Asiliskender, bir zamanlar kentin ekonomisini canlandıran fabrikada çalışanların ayrılınca ya da emekli olunca küçük ve orta ölçekli sanayi işletmeleri kurduğunu, hatta bugün Kayseri Organize Sanayi Bölgesindeki fabrikaların kuruluşlarında yer aldıklarını belirtti.
Kayseri halkının ve işçilerin ısrarıyla fabrikanın özelleştirilmesinin önüne geçildiğini ifade eden Asiliskender, Sümerbank Bez Fabrikasının 2012 yılında AGÜ tarafından devralındığını anımsattı.

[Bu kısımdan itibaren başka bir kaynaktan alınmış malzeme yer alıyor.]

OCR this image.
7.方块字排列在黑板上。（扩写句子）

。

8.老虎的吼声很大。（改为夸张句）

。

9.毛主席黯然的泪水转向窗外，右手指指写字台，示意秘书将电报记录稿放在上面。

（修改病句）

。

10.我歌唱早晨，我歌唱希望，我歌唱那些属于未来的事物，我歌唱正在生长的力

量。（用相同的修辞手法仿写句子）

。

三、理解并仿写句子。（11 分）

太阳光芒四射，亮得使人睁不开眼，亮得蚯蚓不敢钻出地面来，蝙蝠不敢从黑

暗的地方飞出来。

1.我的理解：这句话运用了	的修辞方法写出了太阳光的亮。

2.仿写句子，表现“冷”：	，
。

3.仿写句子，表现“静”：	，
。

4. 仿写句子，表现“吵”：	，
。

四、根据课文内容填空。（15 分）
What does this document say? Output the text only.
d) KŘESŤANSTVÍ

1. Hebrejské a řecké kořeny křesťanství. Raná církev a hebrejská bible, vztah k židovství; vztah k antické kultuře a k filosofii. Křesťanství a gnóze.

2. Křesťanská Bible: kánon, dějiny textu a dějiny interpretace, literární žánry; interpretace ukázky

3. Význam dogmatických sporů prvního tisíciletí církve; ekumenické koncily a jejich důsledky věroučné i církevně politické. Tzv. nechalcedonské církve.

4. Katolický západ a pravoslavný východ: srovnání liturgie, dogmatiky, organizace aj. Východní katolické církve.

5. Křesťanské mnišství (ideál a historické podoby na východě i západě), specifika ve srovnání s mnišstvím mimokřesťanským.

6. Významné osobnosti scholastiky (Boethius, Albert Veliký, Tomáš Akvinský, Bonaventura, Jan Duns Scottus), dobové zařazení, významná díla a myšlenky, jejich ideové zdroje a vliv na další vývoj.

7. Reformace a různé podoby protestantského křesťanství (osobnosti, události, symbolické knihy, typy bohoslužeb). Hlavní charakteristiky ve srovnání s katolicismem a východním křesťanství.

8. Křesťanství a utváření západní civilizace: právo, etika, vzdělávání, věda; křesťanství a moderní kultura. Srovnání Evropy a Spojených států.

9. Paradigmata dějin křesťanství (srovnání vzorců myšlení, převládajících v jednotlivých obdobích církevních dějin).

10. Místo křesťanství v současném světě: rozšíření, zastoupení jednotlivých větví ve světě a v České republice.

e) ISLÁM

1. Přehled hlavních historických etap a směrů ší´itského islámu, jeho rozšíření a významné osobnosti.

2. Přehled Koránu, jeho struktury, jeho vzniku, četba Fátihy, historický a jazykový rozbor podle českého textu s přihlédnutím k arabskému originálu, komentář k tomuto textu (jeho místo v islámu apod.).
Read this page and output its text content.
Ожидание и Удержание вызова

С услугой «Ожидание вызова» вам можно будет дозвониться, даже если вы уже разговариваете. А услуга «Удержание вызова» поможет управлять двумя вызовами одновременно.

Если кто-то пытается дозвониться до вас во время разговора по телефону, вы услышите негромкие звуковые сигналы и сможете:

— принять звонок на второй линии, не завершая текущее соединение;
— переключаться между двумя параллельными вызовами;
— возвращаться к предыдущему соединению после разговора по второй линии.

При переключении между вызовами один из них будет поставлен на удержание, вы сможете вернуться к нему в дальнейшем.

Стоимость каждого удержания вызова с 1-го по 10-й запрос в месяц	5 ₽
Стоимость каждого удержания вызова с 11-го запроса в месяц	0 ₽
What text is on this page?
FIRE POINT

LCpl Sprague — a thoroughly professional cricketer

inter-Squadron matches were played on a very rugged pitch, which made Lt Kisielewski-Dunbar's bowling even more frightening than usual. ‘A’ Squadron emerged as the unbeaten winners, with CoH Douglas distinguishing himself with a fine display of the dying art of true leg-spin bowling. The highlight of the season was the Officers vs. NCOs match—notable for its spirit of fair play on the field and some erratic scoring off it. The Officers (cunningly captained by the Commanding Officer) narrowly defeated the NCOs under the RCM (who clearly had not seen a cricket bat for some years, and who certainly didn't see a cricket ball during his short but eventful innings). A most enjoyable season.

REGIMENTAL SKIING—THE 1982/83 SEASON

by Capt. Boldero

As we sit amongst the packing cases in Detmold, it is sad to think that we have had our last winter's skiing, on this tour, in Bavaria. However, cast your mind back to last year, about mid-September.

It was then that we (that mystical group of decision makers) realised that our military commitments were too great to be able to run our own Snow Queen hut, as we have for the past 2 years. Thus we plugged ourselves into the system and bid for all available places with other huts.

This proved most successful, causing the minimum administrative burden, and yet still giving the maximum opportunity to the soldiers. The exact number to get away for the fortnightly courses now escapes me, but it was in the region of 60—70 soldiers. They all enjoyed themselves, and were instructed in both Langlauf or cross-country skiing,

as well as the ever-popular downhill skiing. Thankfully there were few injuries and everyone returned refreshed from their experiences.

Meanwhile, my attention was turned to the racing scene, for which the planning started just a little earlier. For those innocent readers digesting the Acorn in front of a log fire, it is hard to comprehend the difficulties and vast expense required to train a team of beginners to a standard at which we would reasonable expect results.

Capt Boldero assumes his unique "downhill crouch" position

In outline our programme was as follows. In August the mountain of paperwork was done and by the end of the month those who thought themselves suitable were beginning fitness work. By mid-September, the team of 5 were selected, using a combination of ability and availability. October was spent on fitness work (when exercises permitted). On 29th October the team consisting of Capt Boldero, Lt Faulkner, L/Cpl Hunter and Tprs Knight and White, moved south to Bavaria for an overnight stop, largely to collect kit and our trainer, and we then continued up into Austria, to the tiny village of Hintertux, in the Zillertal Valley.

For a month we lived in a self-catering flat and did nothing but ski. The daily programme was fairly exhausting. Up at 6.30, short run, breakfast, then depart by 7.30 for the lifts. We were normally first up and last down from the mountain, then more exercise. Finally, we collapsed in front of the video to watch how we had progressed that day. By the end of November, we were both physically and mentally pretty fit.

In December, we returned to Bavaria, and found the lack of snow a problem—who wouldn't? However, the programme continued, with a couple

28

Parça parça restorasyonların devam ettiğini anlatan Asiliskender, şunları kaydetti: 'Ambar binası, restorasyonu tamamlanan ilk bina. İtfaiye binasında, elektrik santralinde restorasyon tamamlandı. Rektörlük binasının altında 1955 yılında yapılmış bir ek bina vardı, orası toparlandı. Giriş kapılarında çalışmalar sürüyor. Ana fabrika binasında çalışmalar devam ediyor. İşçi lojmanlarını toparladık, burası öğrenciler tarafından yurt olarak kullanıyor. Planlanmayı ve yapılanmayı bekleyen çok az bina var. Bunlardan bazıları, memur lokali, atölye binası. Hepsiyle ilgili çalışmalar var, parça parça devam ediyoruz. Klasik bir restorasyon yapmayı tercih etmiyoruz, yenilikçi bir şeyler yapma niyetindeyiz. Kampüste kullandığımız malzemeler, teknolojiler, planlarımız ve uygulama biçimlerimiz burası Sümerbank Bez Fabrikası ise biz de kente öncülük etmeye çalışıyoruz. Yeni bir anlayışla yeni malzemelerle yeni teknolojilerle tasarlamaya ve üretmeye devam ediyoruz.'
Asiliskender, fabrika kampüsündeki tüm malzemelerin arşivlenip depolandığını, bunların restorasyonlar tamamlandıkça yerlerinde sergileneceğini, atölyelerde hala 1938'den kalma pek çoğu yurt dışında getirilmiş torna makineleri, döküm aletleri bulunduğunu sözlerine ekledi.